Ou quem se soubesse impune.

O seu pensamento voltou a Filipe, em particular à insistência com que o amigo usara os seus últimos instantes de vida para lhe suplicar que fugisse de imediato e o avisara de que "eles" viriam aí e 191

o iriam perseguir. O companheiro do liceu batera muito nessa tecla e Tomás começava a reflectir no caso com outro cuidado. Na altura não prestara atenção, parecia-lhe alarmismo injustificado, se calhar um complexo de perseguição, decerto não passariam de sintomas de paranóia, mas agora...

"Senhor guarda!", gritou uma das mulheres sentadas com ele na sala de espera. "Senhor guarda, ele está aqui!"

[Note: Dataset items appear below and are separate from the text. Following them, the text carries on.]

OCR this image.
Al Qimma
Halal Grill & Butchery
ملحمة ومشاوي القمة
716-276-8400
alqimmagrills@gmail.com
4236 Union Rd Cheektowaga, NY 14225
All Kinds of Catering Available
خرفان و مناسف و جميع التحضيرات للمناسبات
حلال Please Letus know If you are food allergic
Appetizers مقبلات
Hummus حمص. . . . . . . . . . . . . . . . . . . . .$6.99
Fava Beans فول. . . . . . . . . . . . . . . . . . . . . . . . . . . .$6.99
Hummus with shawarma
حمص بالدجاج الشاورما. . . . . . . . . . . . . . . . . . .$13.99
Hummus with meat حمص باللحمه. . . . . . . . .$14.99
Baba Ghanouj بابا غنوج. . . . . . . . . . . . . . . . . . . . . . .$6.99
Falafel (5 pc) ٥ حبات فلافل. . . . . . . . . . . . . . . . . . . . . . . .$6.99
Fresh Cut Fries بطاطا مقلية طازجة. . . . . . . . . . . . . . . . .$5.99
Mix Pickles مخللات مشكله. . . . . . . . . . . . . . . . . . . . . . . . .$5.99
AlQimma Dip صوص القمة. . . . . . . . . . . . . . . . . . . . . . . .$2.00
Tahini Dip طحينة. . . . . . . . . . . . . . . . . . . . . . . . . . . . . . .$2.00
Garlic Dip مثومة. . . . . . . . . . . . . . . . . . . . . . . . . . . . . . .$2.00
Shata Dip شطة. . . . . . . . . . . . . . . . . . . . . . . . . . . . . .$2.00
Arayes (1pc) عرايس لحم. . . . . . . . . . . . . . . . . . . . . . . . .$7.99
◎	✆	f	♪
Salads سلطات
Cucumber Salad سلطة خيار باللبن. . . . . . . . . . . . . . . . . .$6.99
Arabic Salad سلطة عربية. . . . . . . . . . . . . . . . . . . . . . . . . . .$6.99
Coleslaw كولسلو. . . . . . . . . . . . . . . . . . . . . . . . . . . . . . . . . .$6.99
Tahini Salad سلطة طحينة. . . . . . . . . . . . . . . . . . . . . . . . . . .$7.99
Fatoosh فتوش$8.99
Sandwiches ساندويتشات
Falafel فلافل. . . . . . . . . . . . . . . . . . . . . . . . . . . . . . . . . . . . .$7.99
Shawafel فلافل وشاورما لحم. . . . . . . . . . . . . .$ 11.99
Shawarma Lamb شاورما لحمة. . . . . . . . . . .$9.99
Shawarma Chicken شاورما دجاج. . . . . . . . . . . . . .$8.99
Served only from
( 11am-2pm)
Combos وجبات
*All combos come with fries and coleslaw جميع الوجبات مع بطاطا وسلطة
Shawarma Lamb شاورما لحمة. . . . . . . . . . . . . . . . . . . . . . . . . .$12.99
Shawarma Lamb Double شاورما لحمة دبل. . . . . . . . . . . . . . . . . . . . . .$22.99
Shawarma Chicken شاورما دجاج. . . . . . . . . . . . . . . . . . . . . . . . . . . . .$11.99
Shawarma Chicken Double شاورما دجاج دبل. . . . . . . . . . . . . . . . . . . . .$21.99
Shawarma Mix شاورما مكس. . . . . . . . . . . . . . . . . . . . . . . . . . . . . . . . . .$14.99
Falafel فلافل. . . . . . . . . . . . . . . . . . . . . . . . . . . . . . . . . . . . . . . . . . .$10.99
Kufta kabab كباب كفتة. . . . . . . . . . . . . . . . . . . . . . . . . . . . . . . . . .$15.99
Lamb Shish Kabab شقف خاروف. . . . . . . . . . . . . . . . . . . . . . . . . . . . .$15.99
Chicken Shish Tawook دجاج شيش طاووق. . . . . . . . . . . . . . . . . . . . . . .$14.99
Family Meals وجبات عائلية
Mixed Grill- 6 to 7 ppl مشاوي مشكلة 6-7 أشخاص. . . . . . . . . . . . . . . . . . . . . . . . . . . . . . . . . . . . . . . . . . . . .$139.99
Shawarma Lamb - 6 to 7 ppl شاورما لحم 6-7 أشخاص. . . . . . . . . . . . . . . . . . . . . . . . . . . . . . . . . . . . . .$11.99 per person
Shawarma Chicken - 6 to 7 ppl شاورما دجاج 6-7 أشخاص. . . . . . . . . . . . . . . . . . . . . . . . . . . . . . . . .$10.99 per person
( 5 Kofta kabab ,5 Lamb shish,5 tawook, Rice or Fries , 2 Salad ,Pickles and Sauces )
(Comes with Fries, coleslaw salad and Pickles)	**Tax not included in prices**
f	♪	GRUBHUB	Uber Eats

A mente de Tomás voltou ao sítio onde se encontrava e, com ar surpreendido, viu a mulher apontar-lhe o dedo denunciador.

"É mesmo ele!", exclamou por sua vez o velho de barba rala branca e roupa negra. "É ele o... o bandido!"

Caindo em si, o historiador apercebeu-se de que toda a gente naquela sala de espera tinha visto a mesma notícia no Telejornal e a fotografia que a judiciária acabara de distribuir, reconhecendo nela o rosto do homem que se sentava debaixo da janela.

"O bandido... o assassino está aqui!"

O graduado olhava-os por detrás do balcão com uma expressão de incompreensão no rosto, sem perceber exactamente a origem de toda aquela excitação, e Tomás tomou consciência de que dispunha apenas de alguns breves segundos para tomar uma decisão. Ficaria ali para esclarecer todo aquele equívoco? A tentação era grande, seria decerto a solução mais simples, mas concluiu que era justamente o que os seus perseguidores queriam. Tudo aquilo não passava de um estratagema para o localizarem e para lhe deitarem a mão.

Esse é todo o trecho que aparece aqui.